Di dunia ini banyak perubahan terjadi karena buku yang mempengaruhi pembacanya. Di masa lalu bahkan ada buku yang mengubah dunia menjadi jauh lebih buruk. Buku The Prince Karya Machiavelly yang dibuat tahun 1400-an mengajukan ide sederhana tentang kekuasaan. Intinya kekuasaan hanya bisa bertahan jika menggunakan kekerasan. Buku ini dibaca oleh Hitler, Stalin, Musolini, dan Mao Tse Tung dan lihat hasilnya. Mereka semua menggunakan kekerasan dalam memimpin. Terlepas kita tidak setuju dengan ide The Prince tersebut, tapi kenyataannya buku ini berhasil membangun emosi dan mempengaruhi pikiran orang. Sebagai sebuah karya tulis itu berarti berhasil.

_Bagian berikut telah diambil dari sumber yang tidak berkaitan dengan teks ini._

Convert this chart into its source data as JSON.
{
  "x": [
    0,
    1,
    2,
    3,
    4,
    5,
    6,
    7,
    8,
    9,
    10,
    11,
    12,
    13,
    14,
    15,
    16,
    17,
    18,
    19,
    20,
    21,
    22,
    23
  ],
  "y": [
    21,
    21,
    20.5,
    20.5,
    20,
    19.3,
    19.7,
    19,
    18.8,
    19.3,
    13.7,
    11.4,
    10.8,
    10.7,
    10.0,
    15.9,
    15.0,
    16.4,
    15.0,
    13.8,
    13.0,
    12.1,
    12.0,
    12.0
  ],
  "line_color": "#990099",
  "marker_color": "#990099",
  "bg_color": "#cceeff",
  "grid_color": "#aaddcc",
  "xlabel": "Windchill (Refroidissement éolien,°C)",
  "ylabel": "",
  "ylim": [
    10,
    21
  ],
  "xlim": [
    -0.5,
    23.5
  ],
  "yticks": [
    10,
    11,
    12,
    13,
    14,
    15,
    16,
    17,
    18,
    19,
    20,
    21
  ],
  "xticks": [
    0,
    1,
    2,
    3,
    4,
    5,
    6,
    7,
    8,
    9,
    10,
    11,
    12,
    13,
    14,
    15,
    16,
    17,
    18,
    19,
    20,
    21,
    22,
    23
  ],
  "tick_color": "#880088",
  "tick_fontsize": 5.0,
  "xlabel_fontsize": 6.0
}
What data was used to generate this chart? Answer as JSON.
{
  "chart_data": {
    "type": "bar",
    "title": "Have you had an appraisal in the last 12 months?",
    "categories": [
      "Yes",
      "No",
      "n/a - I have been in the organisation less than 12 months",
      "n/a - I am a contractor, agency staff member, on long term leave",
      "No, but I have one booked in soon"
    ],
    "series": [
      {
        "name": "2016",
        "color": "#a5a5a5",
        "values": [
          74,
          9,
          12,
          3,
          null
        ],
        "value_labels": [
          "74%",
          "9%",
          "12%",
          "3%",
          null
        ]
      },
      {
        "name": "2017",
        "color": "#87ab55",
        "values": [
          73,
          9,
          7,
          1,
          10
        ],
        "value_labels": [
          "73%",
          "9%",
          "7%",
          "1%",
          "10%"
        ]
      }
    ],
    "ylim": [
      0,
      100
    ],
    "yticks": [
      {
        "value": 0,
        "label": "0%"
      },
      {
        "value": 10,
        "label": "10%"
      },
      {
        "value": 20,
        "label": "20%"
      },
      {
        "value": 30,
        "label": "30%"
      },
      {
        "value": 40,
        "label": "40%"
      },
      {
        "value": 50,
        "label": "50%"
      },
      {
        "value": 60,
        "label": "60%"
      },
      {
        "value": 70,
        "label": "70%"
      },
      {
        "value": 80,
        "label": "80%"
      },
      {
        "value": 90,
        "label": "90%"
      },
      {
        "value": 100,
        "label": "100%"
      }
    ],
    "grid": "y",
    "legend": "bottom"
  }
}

karena pembaca yang baik akan memprediksi kata-kata dan tata bahasa yang bahkan sesuai dengan konteks dan tidak mengubah makna penting. Dari pengamatan seperti ini, kita cukup dapat menyimpulkan bahwa pembaca mahir otomatis menggunakan konteks - konteks semua jenis - untuk memprediksi (berpikir ke depan), dan untuk mencoba memperbaiki ketika sesuatu tidak terdengar benar atau tidak masuk akal. Dengan kata lain, mereka menggunakan konteks untuk berpikir tentang apa yang mereka baca .

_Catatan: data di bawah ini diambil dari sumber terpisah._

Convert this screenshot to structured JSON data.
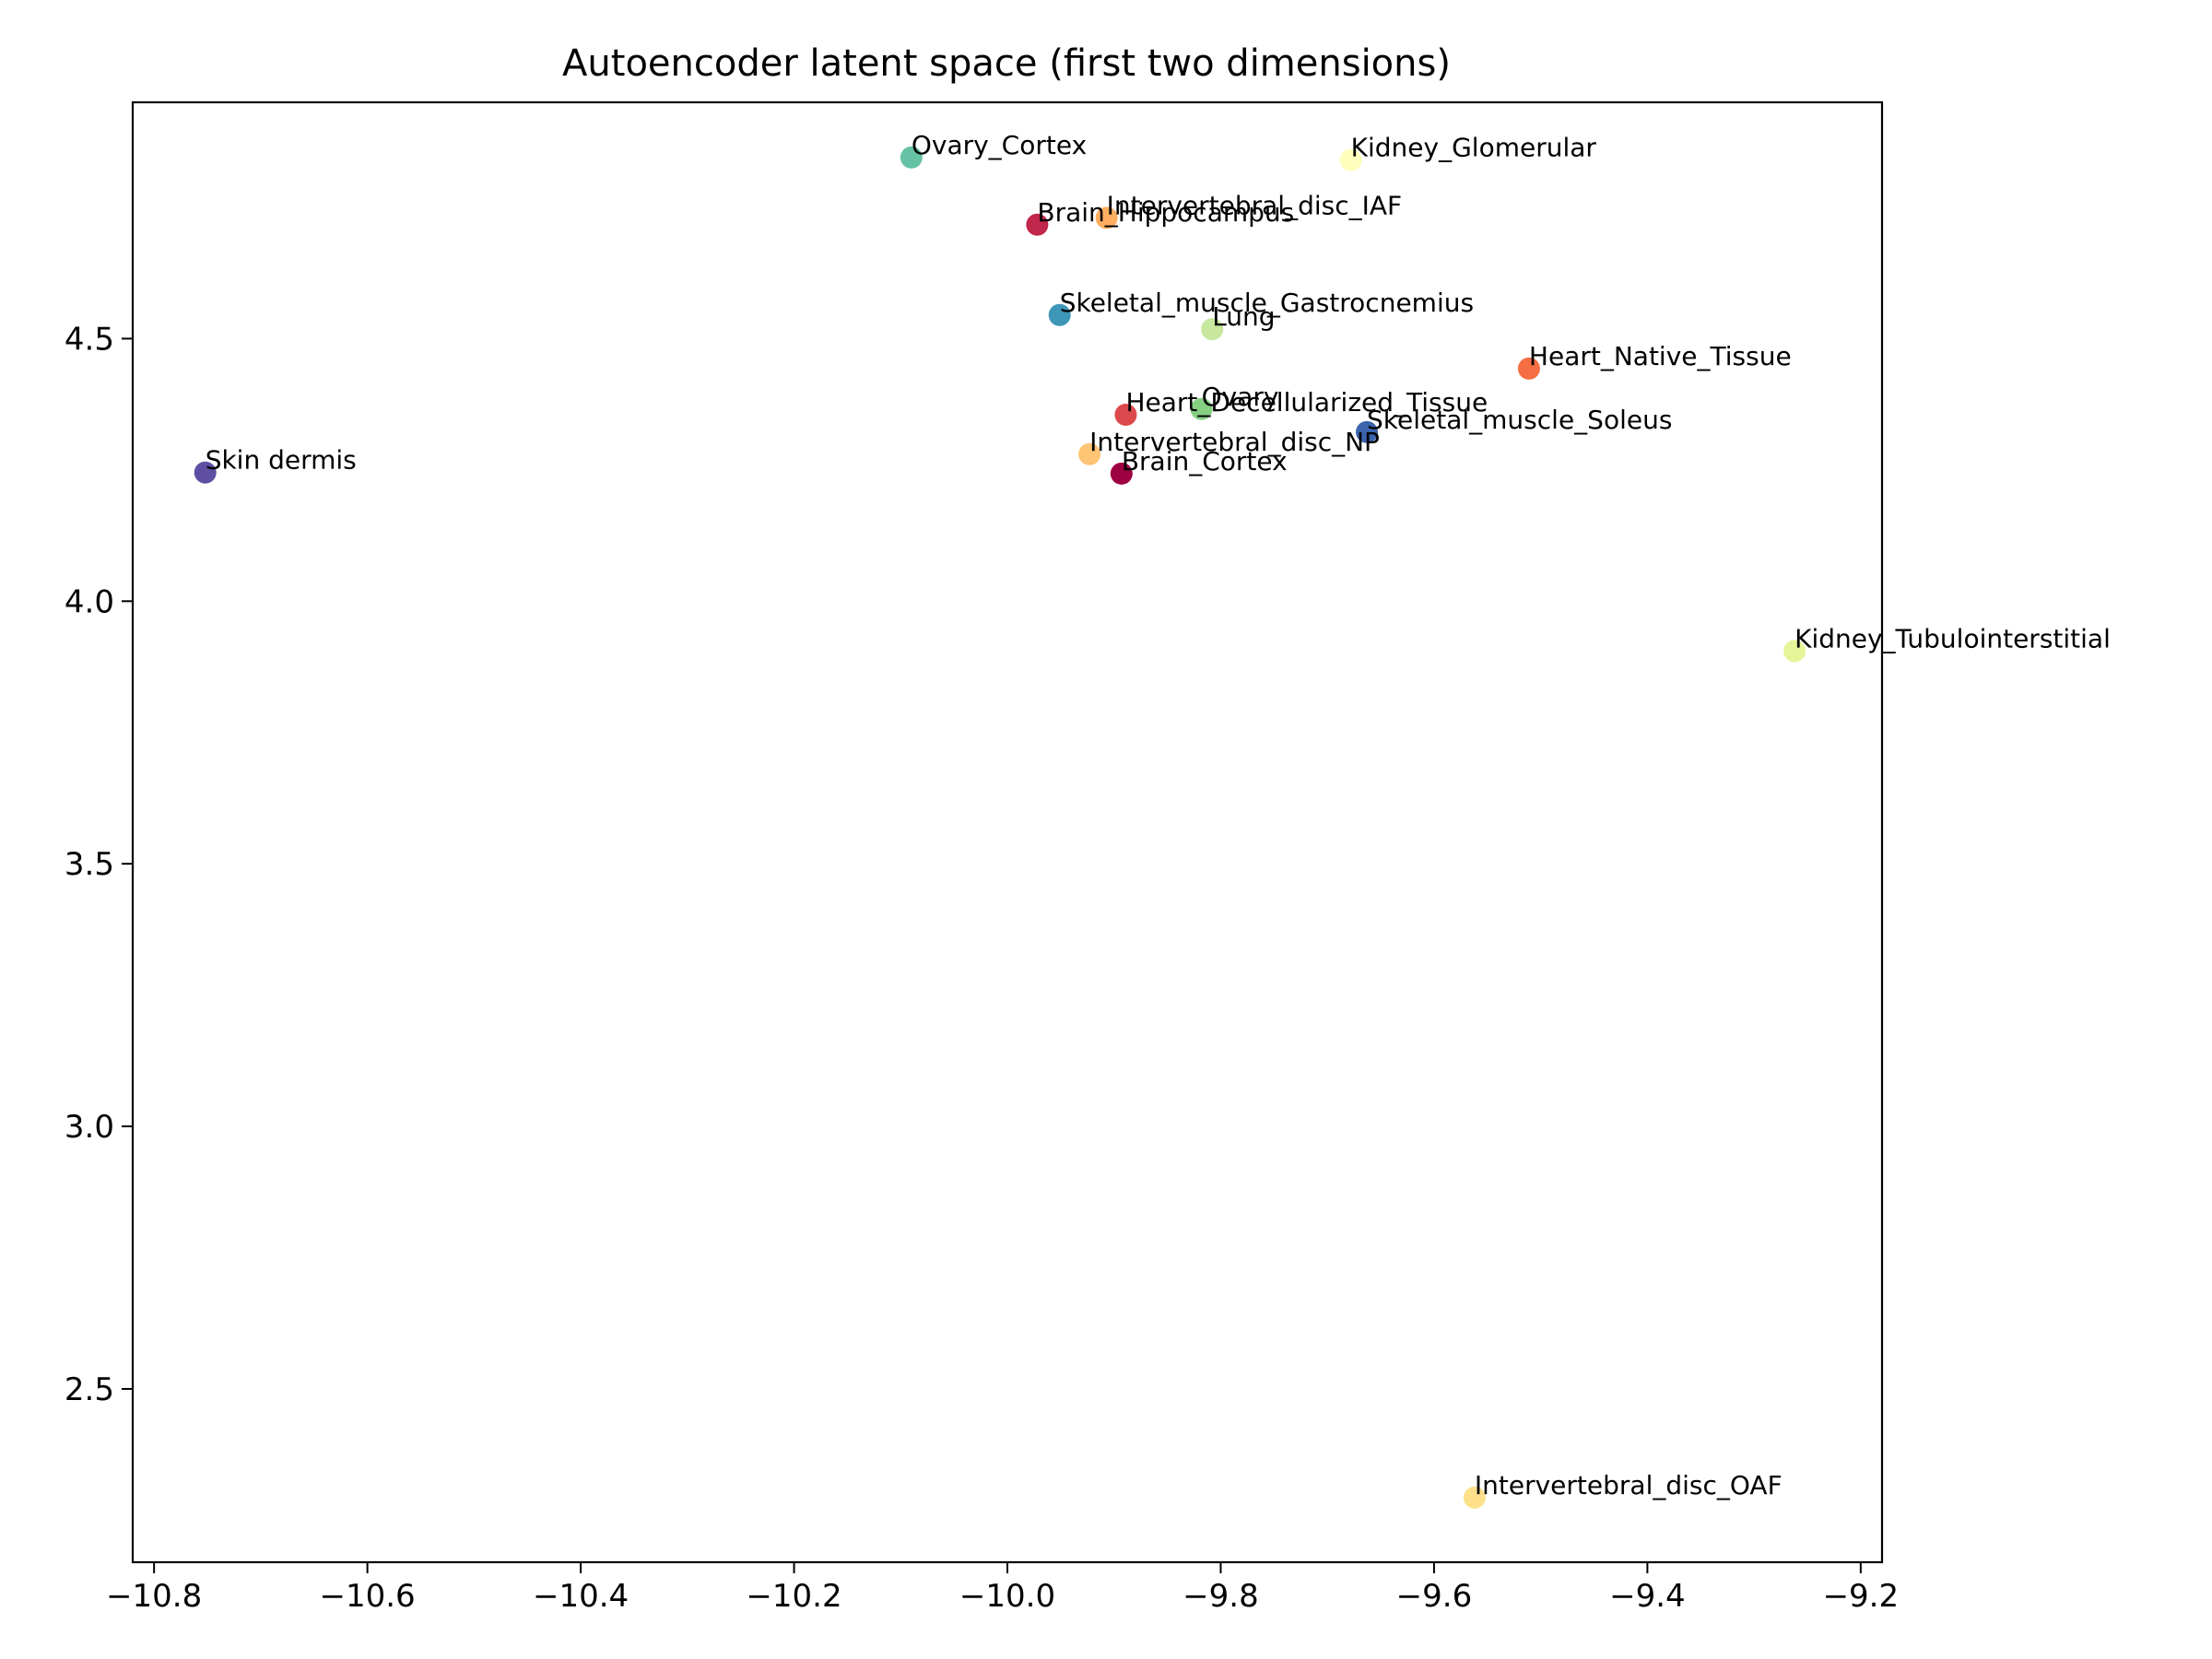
{
  "chart_data": {
    "type": "scatter",
    "title": "Autoencoder latent space (first two dimensions)",
    "xlabel": "",
    "ylabel": "",
    "xlim": [
      -10.82,
      -9.18
    ],
    "ylim": [
      2.17,
      4.95
    ],
    "x_ticks": [
      {
        "value": -10.8,
        "label": "−10.8"
      },
      {
        "value": -10.6,
        "label": "−10.6"
      },
      {
        "value": -10.4,
        "label": "−10.4"
      },
      {
        "value": -10.2,
        "label": "−10.2"
      },
      {
        "value": -10.0,
        "label": "−10.0"
      },
      {
        "value": -9.8,
        "label": "−9.8"
      },
      {
        "value": -9.6,
        "label": "−9.6"
      },
      {
        "value": -9.4,
        "label": "−9.4"
      },
      {
        "value": -9.2,
        "label": "−9.2"
      }
    ],
    "y_ticks": [
      {
        "value": 2.5,
        "label": "2.5"
      },
      {
        "value": 3.0,
        "label": "3.0"
      },
      {
        "value": 3.5,
        "label": "3.5"
      },
      {
        "value": 4.0,
        "label": "4.0"
      },
      {
        "value": 4.5,
        "label": "4.5"
      }
    ],
    "grid": false,
    "legend": "none",
    "points": [
      {
        "label": "Ovary_Cortex",
        "x": -10.09,
        "y": 4.845,
        "color": "#66c2a5"
      },
      {
        "label": "Kidney_Glomerular",
        "x": -9.678,
        "y": 4.84,
        "color": "#fefebd"
      },
      {
        "label": "Intervertebral_disc_IAF",
        "x": -9.907,
        "y": 4.73,
        "color": "#fdae61"
      },
      {
        "label": "Brain_Hippocampus",
        "x": -9.972,
        "y": 4.717,
        "color": "#c0274a"
      },
      {
        "label": "Skeletal_muscle_Gastrocnemius",
        "x": -9.951,
        "y": 4.545,
        "color": "#3e97b7"
      },
      {
        "label": "Lung",
        "x": -9.808,
        "y": 4.518,
        "color": "#c7e89e"
      },
      {
        "label": "Heart_Native_Tissue",
        "x": -9.511,
        "y": 4.443,
        "color": "#f46d43"
      },
      {
        "label": "Ovary",
        "x": -9.818,
        "y": 4.366,
        "color": "#87cf83"
      },
      {
        "label": "Heart_Decellularized_Tissue",
        "x": -9.889,
        "y": 4.355,
        "color": "#dc494c"
      },
      {
        "label": "Skeletal_muscle_Soleus",
        "x": -9.663,
        "y": 4.322,
        "color": "#3a64ac"
      },
      {
        "label": "Intervertebral_disc_NP",
        "x": -9.923,
        "y": 4.28,
        "color": "#fec575"
      },
      {
        "label": "Brain_Cortex",
        "x": -9.893,
        "y": 4.243,
        "color": "#9e0142"
      },
      {
        "label": "Skin dermis",
        "x": -10.752,
        "y": 4.245,
        "color": "#5e4fa2"
      },
      {
        "label": "Kidney_Tubulointerstitial",
        "x": -9.262,
        "y": 3.905,
        "color": "#e6f598"
      },
      {
        "label": "Intervertebral_disc_OAF",
        "x": -9.562,
        "y": 2.293,
        "color": "#fee08b"
      }
    ]
  }
}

Pembaca mahir menggunakan strategi berbasis konteks (selain isyarat gambar) lebih dari pembaca yang kurang mahir, untuk sebagian besar, meskipun tidak harus untuk identifikasi yang tepat dari kata-kata. Pembaca mahir menggunakan strategi tersebut untuk memahami , tetapi juga untuk mendapatkan setidaknya arti perkiraan untuk kata-kata individu.

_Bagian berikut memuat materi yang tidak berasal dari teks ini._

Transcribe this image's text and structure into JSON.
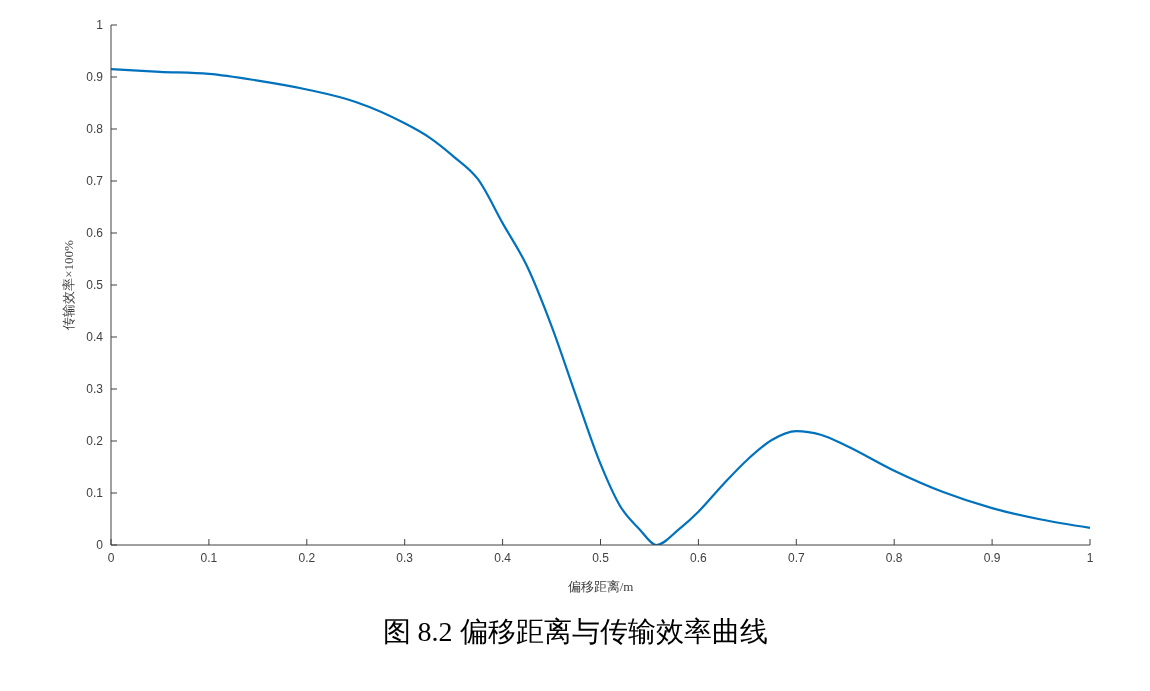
{
  "chart_data": {
    "type": "line",
    "title": "图 8.2  偏移距离与传输效率曲线",
    "xlabel": "偏移距离/m",
    "ylabel": "传输效率×100%",
    "x": [
      0,
      0.05,
      0.1,
      0.15,
      0.2,
      0.25,
      0.3,
      0.325,
      0.35,
      0.375,
      0.4,
      0.425,
      0.45,
      0.475,
      0.5,
      0.52,
      0.54,
      0.557,
      0.58,
      0.6,
      0.625,
      0.65,
      0.675,
      0.7,
      0.725,
      0.75,
      0.8,
      0.85,
      0.9,
      0.95,
      1.0
    ],
    "series": [
      {
        "color": "#0072bd",
        "values": [
          0.915,
          0.91,
          0.906,
          0.893,
          0.876,
          0.852,
          0.811,
          0.784,
          0.747,
          0.703,
          0.619,
          0.536,
          0.421,
          0.287,
          0.156,
          0.075,
          0.03,
          0,
          0.03,
          0.064,
          0.116,
          0.164,
          0.202,
          0.219,
          0.212,
          0.192,
          0.143,
          0.102,
          0.071,
          0.049,
          0.033
        ]
      }
    ],
    "xlim": [
      0,
      1
    ],
    "xticks": [
      0,
      0.1,
      0.2,
      0.3,
      0.4,
      0.5,
      0.6,
      0.7,
      0.8,
      0.9,
      1
    ],
    "ylim": [
      0,
      1
    ],
    "yticks": [
      0,
      0.1,
      0.2,
      0.3,
      0.4,
      0.5,
      0.6,
      0.7,
      0.8,
      0.9,
      1
    ],
    "grid": false,
    "legend": false,
    "marker": "none",
    "line_style": "solid"
  }
}
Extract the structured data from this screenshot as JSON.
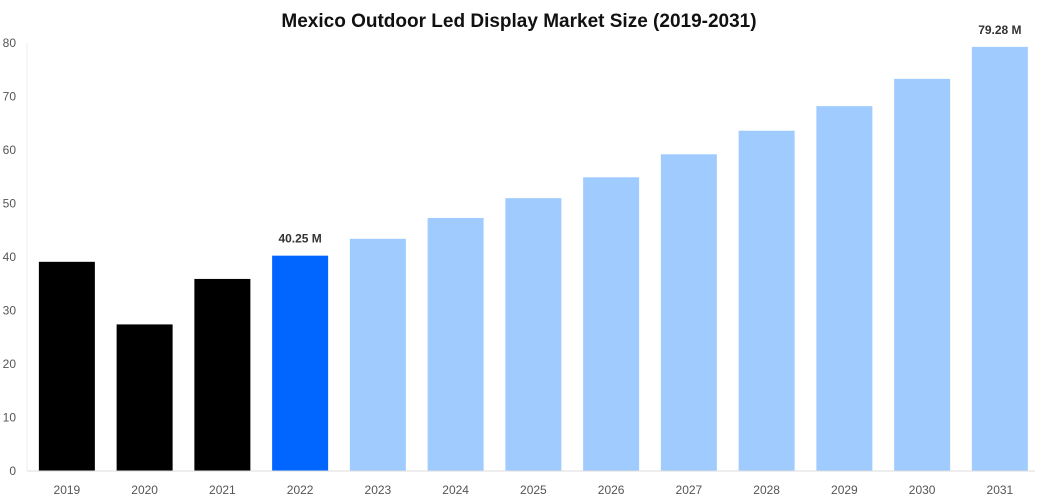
{
  "chart_data": {
    "type": "bar",
    "title": "Mexico Outdoor Led Display Market Size (2019-2031)",
    "xlabel": "",
    "ylabel": "",
    "categories": [
      "2019",
      "2020",
      "2021",
      "2022",
      "2023",
      "2024",
      "2025",
      "2026",
      "2027",
      "2028",
      "2029",
      "2030",
      "2031"
    ],
    "values": [
      39.1,
      27.4,
      35.9,
      40.25,
      43.4,
      47.3,
      51.0,
      54.9,
      59.2,
      63.6,
      68.2,
      73.3,
      79.28
    ],
    "data_labels": {
      "3": "40.25 M",
      "12": "79.28 M"
    },
    "ylim": [
      0,
      80
    ],
    "yticks": [
      0,
      10,
      20,
      30,
      40,
      50,
      60,
      70,
      80
    ],
    "grid": false,
    "legend": "none",
    "colors": {
      "historical": "#000000",
      "current": "#0066ff",
      "forecast": "#a0cbff"
    },
    "bar_color_groups": [
      "historical",
      "historical",
      "historical",
      "current",
      "forecast",
      "forecast",
      "forecast",
      "forecast",
      "forecast",
      "forecast",
      "forecast",
      "forecast",
      "forecast"
    ]
  }
}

Pembaca hanya akan menjadi pembaca tetapi penulis harus berusaha untuk menjadi pembaca agar makna yang disampaikan penulis sampai kepada pembaca. Ketika hal itu tidak terjadi, berarti tidak ada makna yang mereka bangun.

Apabila sebuah pemancar yang baik menyiarkan simphony Beethoven yang paling indah dan pesawat penerimanya radio Philips yang paling baru maka akan sempurnalah siaran itu tertangkap. (Hutagalung:1988)”

Penulis diibaratkan sebagai pemancar yang akan menyiarkan (menyampaikan suatu makna) simphony Beethoven kepada pembaca yang diibaratkan sebagai radio Philips yang paling baru, maka makna yang dibangun penulis akan diterima baik oleh sang pembaca apabila penerima pesawat radio itu bukan radio Philips, maka sebagus apapun simphony Beethoven tidak akan dapat dinikmati oleh pendengar (pembaca).
Pa Lala juga memberikan bacaan yang sangat dahsyat maknanya untuk kita. Dengan judul “belajar membaca” oleh Hawe Setiawan.
Diujung abad ke 20 ini, kecanggihan teknologi sudah tidak perlu diragukan lagi, dengan bebas kita berselancar dijagat virtual, pustaka dan kalawarta tersedia dalam berbagai bentuk (cetak, elektronik, dll). Hal ini diibaratkan seperti para perawi hadist yang sedang mengembara mencari tutur kata atau tindak tanduk sang Nabi. Bukan rahasia lagi jika kemudian kemudahan/kecanggihan teknologi tidak membawa dampak negatif bagi kita. Salah satunya adalah selalu mempunyai sikap tidak sabar dan merasa terburu-buru ketika mengambil kesimpulan. Padahal masih banyak yang harus dipertimbangkan. Perpustakaan adalah benteng terakhir kemanusiaan, itulah kalimat terakhir yang ditulis oleh Hawe Setiawan.
Meaning itu harusnya searah, tapi terkadang tidak sesuai dengan experiences masing-masing, dan jika text, konteks, reader, dan writer tidak ada salah satunya maka tidak akan menghasilkan makna (meaning).